Cataract Formation and Progression in Patients Less Than 50 Years of Age after Vitrectomy

Document Type


Publication Title

Ophthalmology Retina


Purpose: To measure the rate of cataract development and progression of nuclear sclerotic cataracts (NSC), posterior subcapsular cataracts (PSC), and cortical spoking cataracts in nondiabetic patients <50 years of age after a pars plana vitrectomy.

Design: Retrospective cohort study.

Subjects: Twenty-six eyes of 26 patients <50 years of age that had undergone a pars plana vitrectomy were included.

Methods: Clinical records were reviewed retrospectively.
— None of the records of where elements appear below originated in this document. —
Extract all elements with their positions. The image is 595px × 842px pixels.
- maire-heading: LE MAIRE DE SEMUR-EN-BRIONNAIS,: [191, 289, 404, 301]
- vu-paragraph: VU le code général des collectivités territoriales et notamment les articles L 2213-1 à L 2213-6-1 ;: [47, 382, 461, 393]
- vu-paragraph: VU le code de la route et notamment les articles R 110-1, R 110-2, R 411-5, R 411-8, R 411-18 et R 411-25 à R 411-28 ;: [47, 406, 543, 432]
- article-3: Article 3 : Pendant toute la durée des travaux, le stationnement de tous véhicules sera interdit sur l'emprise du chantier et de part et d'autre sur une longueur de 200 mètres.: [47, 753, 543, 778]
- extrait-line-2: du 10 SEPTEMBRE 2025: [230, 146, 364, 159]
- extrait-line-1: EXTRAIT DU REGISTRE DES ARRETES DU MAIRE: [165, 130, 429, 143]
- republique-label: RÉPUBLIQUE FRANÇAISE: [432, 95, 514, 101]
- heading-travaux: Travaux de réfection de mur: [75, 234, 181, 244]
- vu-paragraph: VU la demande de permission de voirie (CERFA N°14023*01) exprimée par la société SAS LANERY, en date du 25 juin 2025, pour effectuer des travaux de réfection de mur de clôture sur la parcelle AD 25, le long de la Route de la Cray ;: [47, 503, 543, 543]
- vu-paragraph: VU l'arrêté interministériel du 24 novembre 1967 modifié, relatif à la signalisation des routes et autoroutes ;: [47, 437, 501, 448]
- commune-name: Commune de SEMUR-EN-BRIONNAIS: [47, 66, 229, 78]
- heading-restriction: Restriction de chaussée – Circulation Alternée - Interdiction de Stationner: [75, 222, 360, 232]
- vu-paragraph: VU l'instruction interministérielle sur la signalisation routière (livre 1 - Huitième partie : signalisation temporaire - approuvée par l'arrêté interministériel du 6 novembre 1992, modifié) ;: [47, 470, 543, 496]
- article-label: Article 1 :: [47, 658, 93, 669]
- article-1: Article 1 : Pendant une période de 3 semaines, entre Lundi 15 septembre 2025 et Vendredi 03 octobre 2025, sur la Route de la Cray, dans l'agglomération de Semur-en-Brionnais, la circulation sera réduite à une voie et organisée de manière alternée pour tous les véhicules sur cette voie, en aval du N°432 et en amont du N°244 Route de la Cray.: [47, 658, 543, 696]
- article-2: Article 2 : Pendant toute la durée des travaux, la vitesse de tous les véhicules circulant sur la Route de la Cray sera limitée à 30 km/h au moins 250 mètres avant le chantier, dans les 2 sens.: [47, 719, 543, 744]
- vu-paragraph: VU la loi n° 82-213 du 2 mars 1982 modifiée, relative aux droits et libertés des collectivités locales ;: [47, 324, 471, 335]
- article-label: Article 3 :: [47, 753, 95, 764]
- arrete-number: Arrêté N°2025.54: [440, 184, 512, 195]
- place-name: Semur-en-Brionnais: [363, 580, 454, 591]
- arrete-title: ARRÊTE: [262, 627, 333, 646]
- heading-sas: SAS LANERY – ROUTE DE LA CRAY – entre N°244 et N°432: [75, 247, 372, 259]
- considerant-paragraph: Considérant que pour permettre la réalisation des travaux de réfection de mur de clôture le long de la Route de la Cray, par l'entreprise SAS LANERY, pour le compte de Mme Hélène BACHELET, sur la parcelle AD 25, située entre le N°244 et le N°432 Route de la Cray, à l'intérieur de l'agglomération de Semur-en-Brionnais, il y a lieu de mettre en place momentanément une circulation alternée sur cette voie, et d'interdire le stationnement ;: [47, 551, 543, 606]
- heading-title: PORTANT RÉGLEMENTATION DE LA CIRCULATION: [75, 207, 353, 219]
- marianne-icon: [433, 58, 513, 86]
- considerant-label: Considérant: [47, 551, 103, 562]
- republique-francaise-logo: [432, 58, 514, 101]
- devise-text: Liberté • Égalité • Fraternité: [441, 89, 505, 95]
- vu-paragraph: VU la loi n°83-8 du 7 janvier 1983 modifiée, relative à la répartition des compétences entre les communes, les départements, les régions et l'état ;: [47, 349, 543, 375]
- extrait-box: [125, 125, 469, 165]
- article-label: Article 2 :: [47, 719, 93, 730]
Main outcome measures: The NSC, PSC, and cortical spoking scores were recorded preoperatively and 1, 3, 6, 9, and 12 months after surgery until discharged from care, lost to follow-up, or last visit before cataract surgery. Eyes were graded on a scale of 0 to 4.0 using the lens opacities classification system LOCS II before and after pars plana vitrectomy for macular hole, epiretinal membranes, and vitreous hemorrhage. Linear regression analysis was performed to evaluate the rate of change in cataract score with elapsed time since surgery.

Results: The mean age at surgery was 30.6±14.3 years in 26 eyes with a median follow-up of 12 months. Eleven of 26 surgical eyes (42.3%) that had a baseline NSC and PSC score of zero in their surgical eye developed NSC, PSC, or both after vitrectomy. The mean progression for NSC, PSC, and cortical spoking were 0.327±0.14 (P = 0.032), 0.414±0.14 (P = 0.008), and 0.00±0.00 over a mean follow-up of 1.43 years, respectively. Linear regression analysis shows minimal increase in NSC (+0.09/year; P < 0.001; R2 = +0.331), a slight increase in PSC (+0.16/year; P < 0.001; R2 = +0.835), and a minimal decrease in cortical spoking (-0.02/year; P < 0.05; R2 = -0.09).

Conclusions: Our findings suggest there is a minimal but significant increase in NSC and PSC scores for patients <50 years after pars plana vitrectomy. Cataract progression is not a significant factor in the first few years after vitrectomy in patients <50 years of age.